= Pandurang Gamaji Abhang =

Indian politician

Pandurang Gamaji Abhang is the President of ‘Deenmitrakar’ Mukundrao Patil Smarak Samiti.

Abhang is a veteran leader in the co-operative sector in Ahmednagar district. He was the Member of Maharashtra Legislative Assembly from 1995 to 1999.
Hailing from an agricultural background, he was inspired by Yashwantrao Chavan and Marutrao Ghule Patil. Beginning his career at a grassroots level, in the political and co-operative sector, he was elevated to the post of Chairman of Ahmednagar District Central Co-operative Bank (the largest co-operative bank in Asia). He is also the vice-chairman of Shri. Dnyaneshwar Co-operative Sugar Factory Ltd. and has been associated with the day-to-day functioning since its inception; working for the well-being and prosperity of ordinary farmers and rural people. Nominated to various social and political organizations, he has used them to serve the public at- large.
He has also served on the board of trustees for Shri. Saibaba Sansthan Shirdi and is an active trustee on Sant Dnyaneshwar Trust Newasa. In addition, he is the founder and chief mentor of Samata Rural Multi-state Co-operative credit Society, which meets the financial and banking needs of the underprivileged and common people. He has incepted various co-operative institutions, cotton ginning factory, primary agricultural societies, Ahmednagar District Labour Federation etc.
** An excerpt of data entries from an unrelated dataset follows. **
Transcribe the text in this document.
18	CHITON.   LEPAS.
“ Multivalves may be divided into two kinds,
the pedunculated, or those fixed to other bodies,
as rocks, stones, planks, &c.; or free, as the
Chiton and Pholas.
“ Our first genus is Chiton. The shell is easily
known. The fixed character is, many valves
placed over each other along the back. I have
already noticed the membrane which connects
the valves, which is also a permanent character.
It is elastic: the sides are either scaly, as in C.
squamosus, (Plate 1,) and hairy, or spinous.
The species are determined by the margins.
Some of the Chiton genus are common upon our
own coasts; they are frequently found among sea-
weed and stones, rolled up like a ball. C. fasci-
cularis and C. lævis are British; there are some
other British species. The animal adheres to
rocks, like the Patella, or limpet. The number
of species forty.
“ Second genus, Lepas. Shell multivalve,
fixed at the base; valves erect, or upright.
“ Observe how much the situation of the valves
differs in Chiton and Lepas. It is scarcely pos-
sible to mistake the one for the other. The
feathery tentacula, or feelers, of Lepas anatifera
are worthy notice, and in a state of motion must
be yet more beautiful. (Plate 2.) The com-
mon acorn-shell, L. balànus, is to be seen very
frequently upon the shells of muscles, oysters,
He is serving in the management of various schools, high schools, colleges; shaping the future generations of the country.

==Timeline==

- 1967-71: Sarpanch, Kukana Grampanchayat
- 1971-74: Vice Chairman, Kukana Agricultural Society
- 1973-77: Director, Newasa Agricultural Produce Market Committee
- 1974-78: Newasa Taluka Kharedi-Vikri Sangh
- 1977- Foundation of Dnyaneshwar Co-op Sugar Factory
- 1977-85, 1994–95, 2004-till date: Vice President, Dnyaneshwar Co-op Sugar Factory
- 1979-90: Member of Ahmednagar Zilla Parishad
- 1980-90: Director, Ahmednagar Dist. Labour Federation
- 1982-85: President, Ahmednagar Dist. Labour Federation
- 1985-90, 2008-till date: Director, Ahmednagar Dist. Central Co-op Bank.
- 1985: Dnyaneshwar Oil Mill
- 1995-1999: Member of Maharashtra Legislative Assembly
- 1995-till date: President, Deenmitrakar Mukundrao Patil Trust
- 1997-till date: Vice President, Samata Parishad
- 1997-till date: Trustee, Dnyaneshwar Temple Trust
- 1998-till date: Vice President, Charkradhar Swami Trust
- 1998: Foundation of Samata Rural Co-op Credit Soc.Ltd
- 1998: Advisory Member, Mahatma Phule Agricultural University
- 1999: Establishment of Dnyaneshwar Ginning & Pressing Factory
- 2004-2014: Observer, Pune District Nationalist Congress Party
- 2004-10: Trustee, Saibaba Sansthan Trust, Shirdi
- 2010-13: President, Ahmednagar Dist. Central Co-op Bank
- 2014-till date: President, Ahmednagr Dist. Nationalist Congress Party
  - secretary :Late Marutrao Ghule Patil Charitable Trust
  - Vice President: Late Marutrao Ghule Patil Education Soc.
  - Member: Maharshtra State Rural Employment Board

==Awards and recognition==
1. Dr. Patangrao Kadam Foundation's Lifetime Achievement Award
2. Late Sahakarmahrshi Bhausaheb Thorat Award for Excellence in Co-operative Sector
3. Press Reporters and Editors Association Maharashtra- Lifetime Achievement, Award
Under his leadership:
1. NABARD's Kisan Club Award to ADCC Bank, Ahmednagar,
2. Economical Development Corporation for Women's Award for Empowerment of Rural Women in Maharashtra.
3. Banking Frontier's National Level Awards (3 Categories)
  1. Excellency in Network Banking,
  2. NPA Management
  3. Statutory Compliance

Study Tour
1994-Agricultural study tour on Water Management to Israel.
Countries travelled- Germany, France, Italy, Austria, Switzerland and Netherlands.